Page MenuHomePhabricator

Parsoid changes </tr> to </tr in HTML tables with </tr> but no <tr>
Closed, ResolvedPublic

Description

When the wikitext contains an HTML table that includes </tr> tags but no corresponding <tr> tags, the table renders fine in viewing mode and in VE.
e.g.

<table> <tr> <th>H1</th> <th>H2</th> <th>H3</th> </tr> <td>[[Fish]]</td> <td>[[Cake]]</td> <td>[[Scone]]</td> </tr> <td>[[Goldfish]]</td> <td>[[Golden syrup]]</td> <td>[[Cream]]</td> </tr> </table>

Renders as intended.

However, when any edit to the table is made, Parsoid (presumably) strips the < from all the </tr> tags.
Sandbox: https://en.wikipedia.org/w/index.php?title=User:Thryduulf/sandbox&diff=570513680&oldid=570513611
Reported dif: https://en.wikipedia.org/w/index.php?title=2005%E2%80%9306_Polish_Basketball_League&diff=570501618&oldid=569248952

This isn't something that Parsoid can expect to encounter frequently, but it shouldn't make a mess of it when it does.


Version: unspecified
Severity: minor

Details

Reference
bz53464

Event Timeline

bzimport raised the priority of this task from to Medium.Nov 22 2014, 1:57 AM
bzimport added a project: Parsoid.
bzimport set Reference to bz53464.

Unrelated thing we could also fix. the "|-" could instead be serialized as <tr>..</tr> based on HTML syntax rest of the table.

[subbu@earth tests] node parse --wt2wt --fetchConfig false < /tmp/tbl

<table> <tr> <th>H1</th> <th>H2</th> <th>H3</th> </tr> |-<td>[[Fish]]</td> <td>[[Cake]]</td> <td>[[Scone]]</td> |-<td>[[Goldfish]]</td> <td>[[Golden syrup]]</td> <td>[[Cream]]</td> </table>

This sounds a lot like a slightly wrong DSR.

There are two different pieces of this:

  1. With the missing HTML <tr> tag, Parsoid incorrectly assumes that the missing <tr> tag inserted by the tree builder comes from wikitext (which can be seen by the |- output in the non-selser serialization above). This confusion is the reason for the off-by-1 DSR error. I can fix that in the parser (and have a fix for it) with an additional check to determine whether a <tr> comes from wikitext.
  1. However, this also needs a fix in the serializer. Where the content of the <tr> is unchanged, selser accurated spits back the original wikitext. However, the serializer also needs a fix so that it attempts HTML-tag serialization instead of wikitext-tag serialization on the <tr>. That will fix the second issue.

As for 1. the problem is in migrateTrailingNLs. I fixed it, but I think we added this dom pass to deal with some issues in the WTS during refactoring to eliminate spurious diffs around trailing newlines and separators. I am tempted to simply rip out that pass and see what happens (which as a side effect, also fixes part 1. of this bug). For now, maybe I will push a fix for both, but I think we should consider getting rid of that pass altogether, if possible since it may not be necessary anymore.

You know, I can fix this, but it will be kind of hacky ... I am going to push my changes into a local branch and revisit this after I look at removing the migrateTrailingNLs handler.
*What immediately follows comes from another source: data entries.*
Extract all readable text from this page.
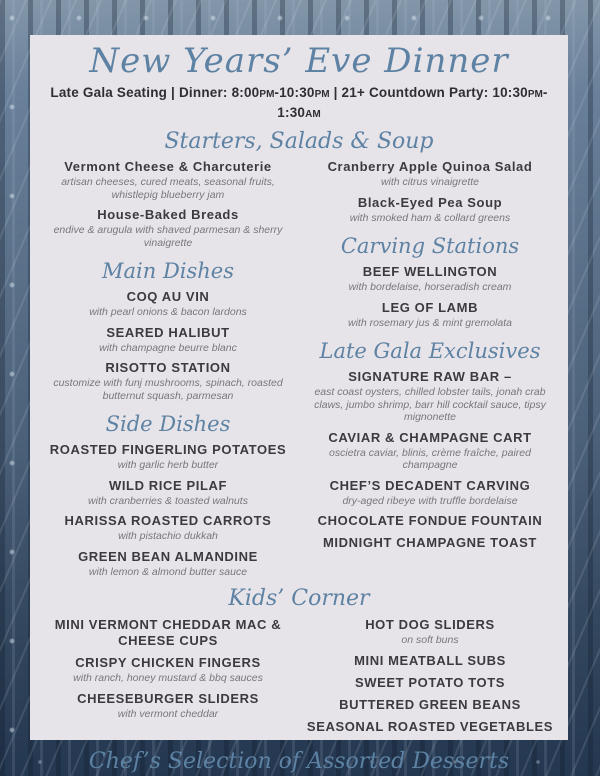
New Years’ Eve Dinner
Late Gala Seating | Dinner: 8:00PM-10:30PM | 21+ Countdown Party: 10:30PM-1:30AM
Starters, Salads & Soup
Vermont Cheese & Charcuterie
artisan cheeses, cured meats, seasonal fruits, whistlepig blueberry jam
House-Baked Breads
endive & arugula with shaved parmesan & sherry vinaigrette
Main Dishes
COQ AU VIN
with pearl onions & bacon lardons
SEARED HALIBUT
with champagne beurre blanc
RISOTTO STATION
customize with funj mushrooms, spinach, roasted butternut squash, parmesan
Side Dishes
ROASTED FINGERLING POTATOES
with garlic herb butter
WILD RICE PILAF
with cranberries & toasted walnuts
HARISSA ROASTED CARROTS
with pistachio dukkah
GREEN BEAN ALMANDINE
with lemon & almond butter sauce
Cranberry Apple Quinoa Salad
with citrus vinaigrette
Black-Eyed Pea Soup
with smoked ham & collard greens
Carving Stations
BEEF WELLINGTON
with bordelaise, horseradish cream
LEG OF LAMB
with rosemary jus & mint gremolata
Late Gala Exclusives
SIGNATURE RAW BAR –
east coast oysters, chilled lobster tails, jonah crab claws, jumbo shrimp, barr hill cocktail sauce, tipsy mignonette
CAVIAR & CHAMPAGNE CART
oscietra caviar, blinis, crème fraîche, paired champagne
CHEF’S DECADENT CARVING
dry-aged ribeye with truffle bordelaise
CHOCOLATE FONDUE FOUNTAIN
MIDNIGHT CHAMPAGNE TOAST
Kids’ Corner
MINI VERMONT CHEDDAR MAC & CHEESE CUPS
CRISPY CHICKEN FINGERS
with ranch, honey mustard & bbq sauces
CHEESEBURGER SLIDERS
with vermont cheddar
HOT DOG SLIDERS
on soft buns
MINI MEATBALL SUBS
SWEET POTATO TOTS
BUTTERED GREEN BEANS
SEASONAL ROASTED VEGETABLES
Chef’s Selection of Assorted Desserts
Deleting code is better than adding code. :-) This is not a critical bug anyway.

I believe we added migrateTrailingNLs at some point in the past to accomodate missing trailing WS handling in VE. We tried to keep all trailing whitespace outside of paragraphs etc. Afaik VE can handle that now, so there should not be a need for the migration any more.

Change 81600 had a related patch set uploaded by Subramanya Sastry:
(Bug 53464): Improved detection of missing opening HTML tags

https://gerrit.wikimedia.org/r/81600

Never mind. I found a simple and easy non-hacky fix which might apply in other situations as well and fixes all issues reported in this bug. I'll look at getting rid of migrateTrailingNLs separately tomorrow/next week.

Change 81600 merged by jenkins-bot:
(Bug 53464): Improved detection of missing opening HTML tags

https://gerrit.wikimedia.org/r/81600

Subbu / Gabriel: Patch was merged month ago - is there more work left here, or can you close this ticket as RESOLVED FIXED?